Gayesi ‘birinci (yani profesyonel) kadrolar için gerekli elemanlar hazırlamak’ olan bir ekibin, kendi sınıfında kazandığı bir Türkiye şampiyonluğu nasıl olup da bir itiraz ögesi haline getirilebiliyor, şaşmamak elde değil. Öte yandan bu amatör kadroların gazete tarafından zımnen ‘ikinci takım’ olarak kabul edilmiş olması da, bu başlığın altındaki birinci paragrafta söylediklerimi herhalde gereğince teyit ediyordur.

TEK PARTİDE GRUPLAR BİRLEŞTİRİLDİ DE 59 SONRASI BİRLEŞTİRİLMEDİ Mİ?

Melih Şabanoğlu, devrin şampiyonluklarının genel hesaba katılmasına karşı çıkarken siyasi görünüme da dikkat çekiyor. Tek parti devrinin uygulamalarının da bu şampiyonlukların genel hesap içinde görülmesine bir pürüz teşkil edeceğini düşünüyor. Siz ne diyorsunuz? (MELİH ŞABANOĞLU’NUN RÖPORTAJINI OKUMAK İÇİN TIKLAYINIZ)

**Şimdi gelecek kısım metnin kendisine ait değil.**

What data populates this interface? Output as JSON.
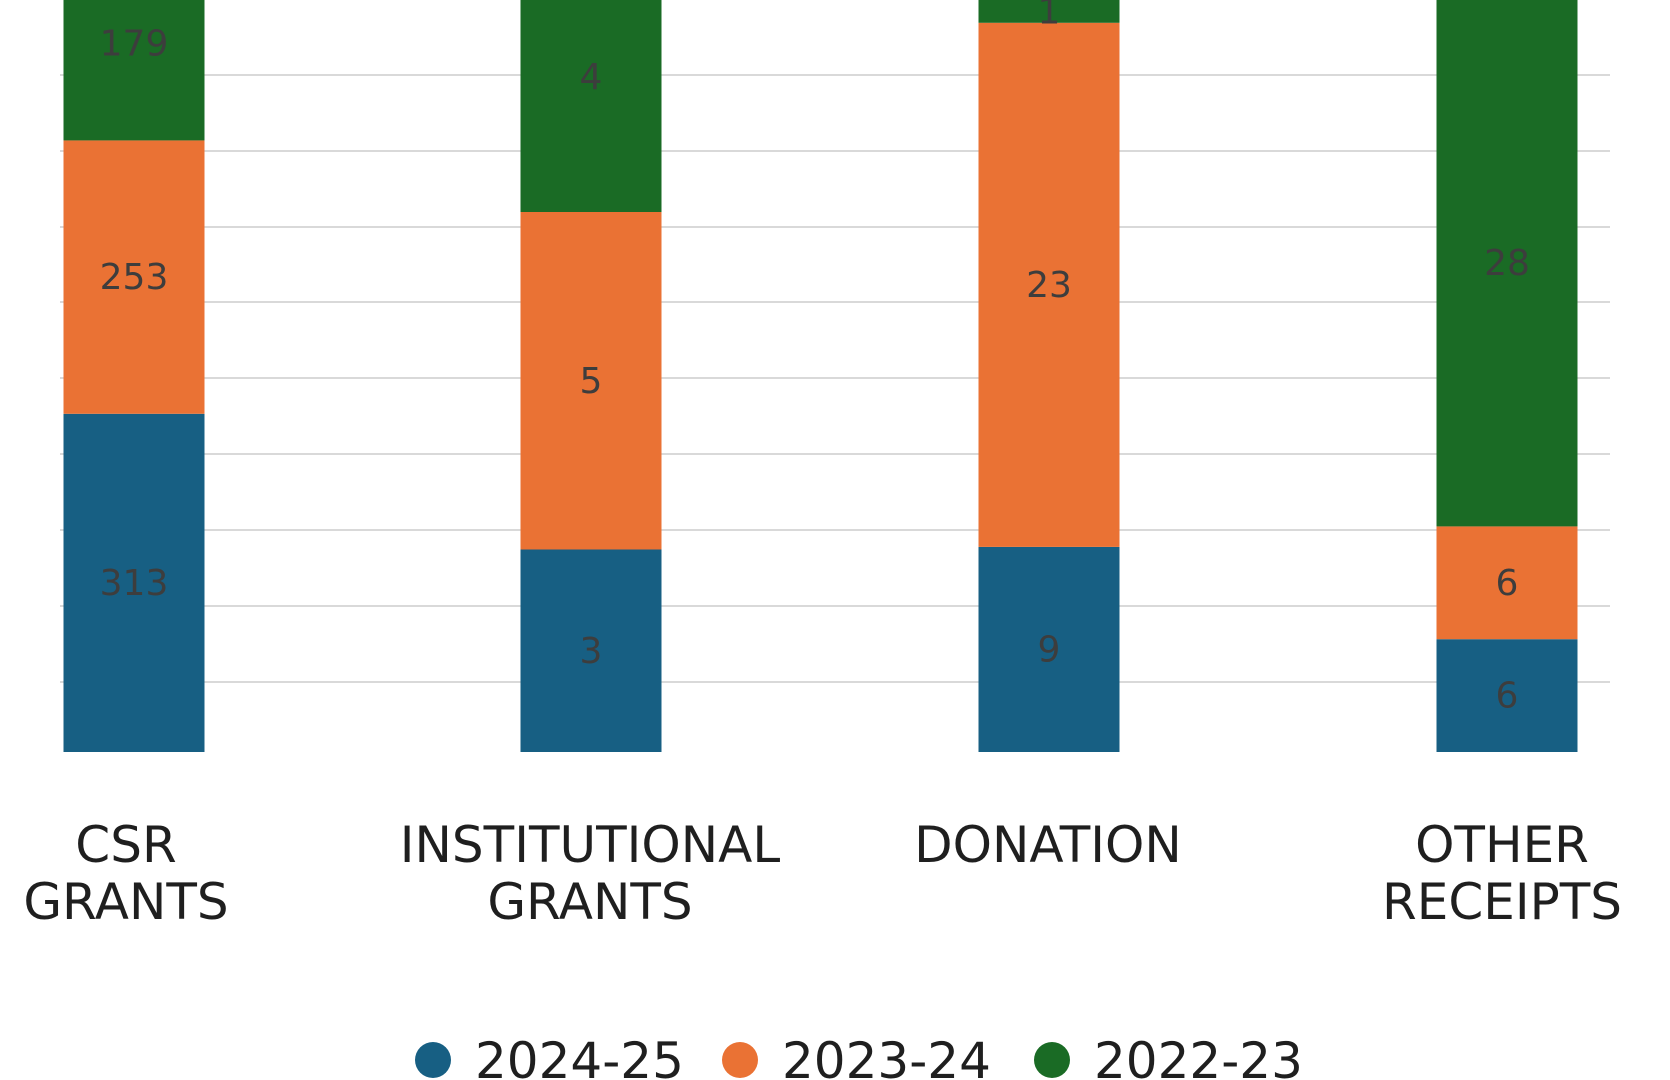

İzmir kulüplerinin valilik marifetiyle birleştirildiğinden ve İzmir’in Ulusal Küme macerasının bu halde başladığından bahsediliyor. Doğrudur. Ama bunun İzmir’in İstanbul’la giriştiği rekabetle de ilgili olduğunu da söylemeliyiz. İzmir muvaffakiyet istemektedir ve ‘güçlerin birleştirilerek’ kent içi rekabetin azaltılması ve İstanbul’la rekabette ara alınması da amaçlanmıştır bununla. Lakin bu biçim -doğru yahut yanlış- kararlar bizatihi ‘Milli Küme’nin ve topluca o periyodun eksi puan hanesine niçin yazılıyor? Niçin Ulusal Küme’yi kabullenememeye mazeret oluyor?

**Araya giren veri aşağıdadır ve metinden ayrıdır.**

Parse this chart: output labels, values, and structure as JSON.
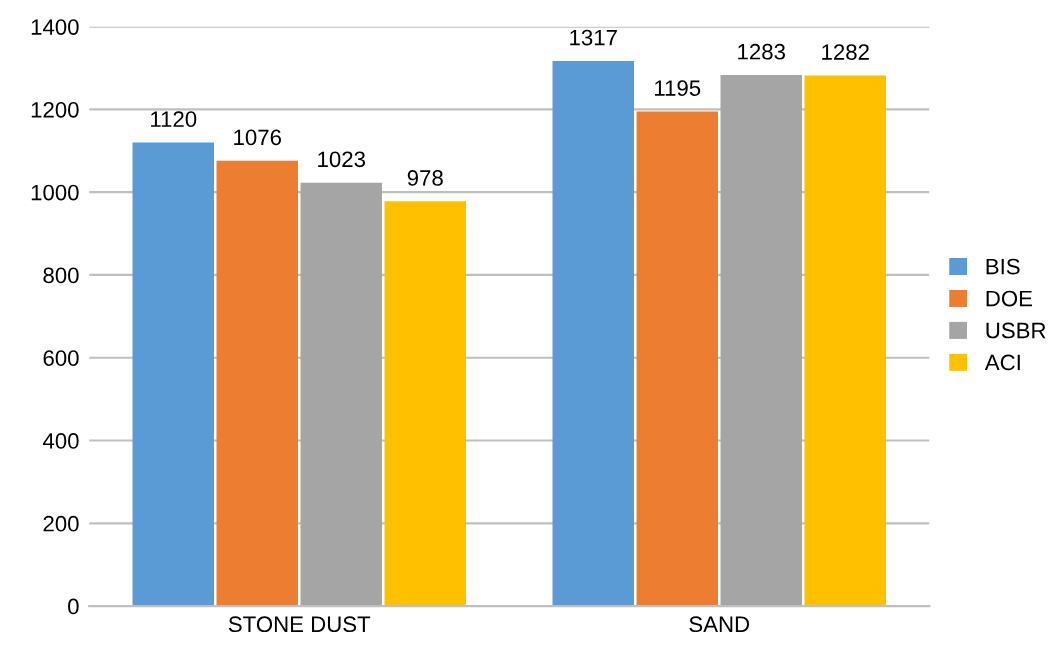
{
  "chart_data": {
    "type": "bar",
    "categories": [
      "STONE DUST",
      "SAND"
    ],
    "series": [
      {
        "name": "BIS",
        "color": "#5b9bd5",
        "values": [
          1120,
          1317
        ]
      },
      {
        "name": "DOE",
        "color": "#ed7d31",
        "values": [
          1076,
          1195
        ]
      },
      {
        "name": "USBR",
        "color": "#a5a5a5",
        "values": [
          1023,
          1283
        ]
      },
      {
        "name": "ACI",
        "color": "#ffc000",
        "values": [
          978,
          1282
        ]
      }
    ],
    "ylim": [
      0,
      1400
    ],
    "yticks": [
      0,
      200,
      400,
      600,
      800,
      1000,
      1200,
      1400
    ],
    "grid": "y",
    "legend": "right",
    "data_labels": true
  }
}
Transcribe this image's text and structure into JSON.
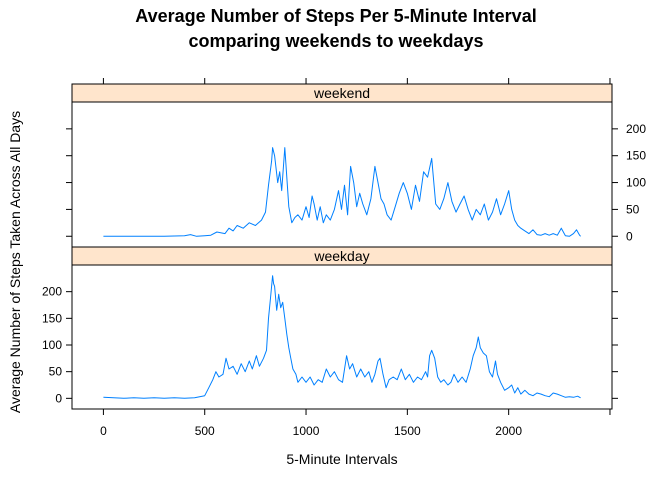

Ulusal Küme, bu münasebetle kabullenilmesi güç bir tertip haline geliyorsa; 1960’lı yıllarda ‘devlet zoruyla’ kent kulüpleri kurulurken yok edilen Trabzon’un Egzersiz Ocağı, Bursa’nın Acar’ı ve buralarda ve başka Anadolu kentlerindeki, bir çırpıda tarihe karıştırılan öbür sayısız bedbaht kulüp için ne diyeceğiz? Bu argümanla, ‘Türkiye Birinci Futbol Ligi’ni kabullenmekte de zahmet çekilmekte midir?

KİMİN KAÇ ŞAMPİYONLUĞU VAR?

Bir tablo ile; Beşiktaş, Fenerbahçe ve Galatasaray ortasındaki rekabetin bugün itibarıyle mevcut bakiyesini de paylaşıyorum. Tabloda, ‘Ulusal şampiyonluklar toplamının’ altında, kelam konusu devirde bu kulüpler, taraftarları ve İstanbul ve hatta ülke basını tarafından, rekabetin en kıymetli ve en yüksek sahnesi olarak kabul edilen resmi İstanbul Futbol Ligi şampiyonluklarını da dahil ederek… Lakin aktüel tartışmaya bahis olan şampiyonluklar benim bakış açıma nazaran Fenerbahçe 27, Galatasaray 23 ve Beşiktaş da 19 şampiyonluğa sahip. Üstte söylediğim gib Beşiktaş ve Fenerbahçe’nin hesabından ben birer tane düşüyorum.